Edgemar, Frank Gehry, 1988. Gehry's Walt Disney Concert Hall and his own house are perhaps his most famous and influential buildings, but I like Edgemar on Main Street in Santa Monica. It's a discreet plaza made of chain-link and off-kilter shapes, brought to life by Peet's Coffee & Tea, a MOCA store and other unique shops that combine to breathe social life into this urbane design.

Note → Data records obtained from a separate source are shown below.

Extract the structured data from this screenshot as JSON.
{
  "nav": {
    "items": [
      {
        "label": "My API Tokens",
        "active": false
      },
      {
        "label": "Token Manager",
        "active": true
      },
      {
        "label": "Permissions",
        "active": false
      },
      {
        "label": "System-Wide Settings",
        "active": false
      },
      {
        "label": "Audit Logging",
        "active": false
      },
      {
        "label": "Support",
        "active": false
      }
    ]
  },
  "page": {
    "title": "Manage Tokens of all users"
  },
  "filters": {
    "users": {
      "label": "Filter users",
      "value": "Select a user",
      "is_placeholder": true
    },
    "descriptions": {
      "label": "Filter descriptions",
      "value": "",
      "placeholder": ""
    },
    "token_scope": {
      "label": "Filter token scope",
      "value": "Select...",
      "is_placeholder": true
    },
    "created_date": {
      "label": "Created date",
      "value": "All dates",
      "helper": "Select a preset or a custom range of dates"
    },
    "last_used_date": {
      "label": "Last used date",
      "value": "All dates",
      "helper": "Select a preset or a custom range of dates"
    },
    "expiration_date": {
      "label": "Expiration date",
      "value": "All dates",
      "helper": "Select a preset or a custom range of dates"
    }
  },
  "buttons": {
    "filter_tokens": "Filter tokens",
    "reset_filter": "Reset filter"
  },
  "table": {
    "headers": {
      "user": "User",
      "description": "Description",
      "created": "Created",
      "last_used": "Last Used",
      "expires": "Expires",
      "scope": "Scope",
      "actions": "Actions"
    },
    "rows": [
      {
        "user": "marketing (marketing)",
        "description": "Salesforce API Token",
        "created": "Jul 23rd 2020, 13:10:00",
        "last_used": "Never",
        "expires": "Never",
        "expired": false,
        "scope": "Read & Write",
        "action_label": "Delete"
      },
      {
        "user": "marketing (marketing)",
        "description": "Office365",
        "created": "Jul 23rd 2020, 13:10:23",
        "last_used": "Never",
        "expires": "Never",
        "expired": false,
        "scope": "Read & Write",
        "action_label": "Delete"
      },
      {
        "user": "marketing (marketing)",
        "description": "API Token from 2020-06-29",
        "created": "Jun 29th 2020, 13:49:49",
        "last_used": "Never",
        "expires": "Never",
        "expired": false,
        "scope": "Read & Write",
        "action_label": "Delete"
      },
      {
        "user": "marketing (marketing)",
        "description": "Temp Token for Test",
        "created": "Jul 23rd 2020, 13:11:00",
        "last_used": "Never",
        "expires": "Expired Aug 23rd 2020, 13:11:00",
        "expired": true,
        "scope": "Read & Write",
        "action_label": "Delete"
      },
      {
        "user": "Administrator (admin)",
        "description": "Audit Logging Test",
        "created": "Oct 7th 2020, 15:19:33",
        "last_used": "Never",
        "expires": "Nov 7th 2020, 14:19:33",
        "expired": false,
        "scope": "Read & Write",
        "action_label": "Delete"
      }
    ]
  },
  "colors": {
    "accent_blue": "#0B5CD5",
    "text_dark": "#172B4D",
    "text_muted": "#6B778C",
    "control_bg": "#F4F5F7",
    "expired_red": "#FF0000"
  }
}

Dawnridge, Tony Duquette, 1949-1999. Everything the late, great jewelry, set and interior designer touched turned into magic, especially his exotic, eclectic house and fantastical garden of pagodas, bridges and pavilions in Beverly Hills.
Diamond Ranch High School, Morphosis with Thomas Blurock Architects, 2000. A school that teaches by example. There's a passion and generosity of spirit in this unashamedly sculptural public high school, which was built on a budget and at a difficult, hilly site overlooking Pomona.
L.A. Design Center, South Los Angeles, John Friedman Alice Kimm Architects, 2003. Cisco Brothers' stylish furniture showroom complex at 59th and Western reflects a commitment to contemporary design as a vehicle for stimulating revival of a rundown neighborhood.
Schindler House, R.M. Schindler, 1922. The Austrian émigré's experimental house and garden in West Hollywood remains an idyllic social and artistic center for the art and architecture set.
Village Green (Baldwin Hills Village), Reginald Johnson and Clarence Stein, in association with Lewis Wilson, Edwin Merrill and Robert Alexander, 1941. A planned "garden city" of unpretentious dwellings set amid lush common greens. The community, once rental housing but now condos, is said to be one of the most racially integrated in the city.
What structure in LA speaks to your soul?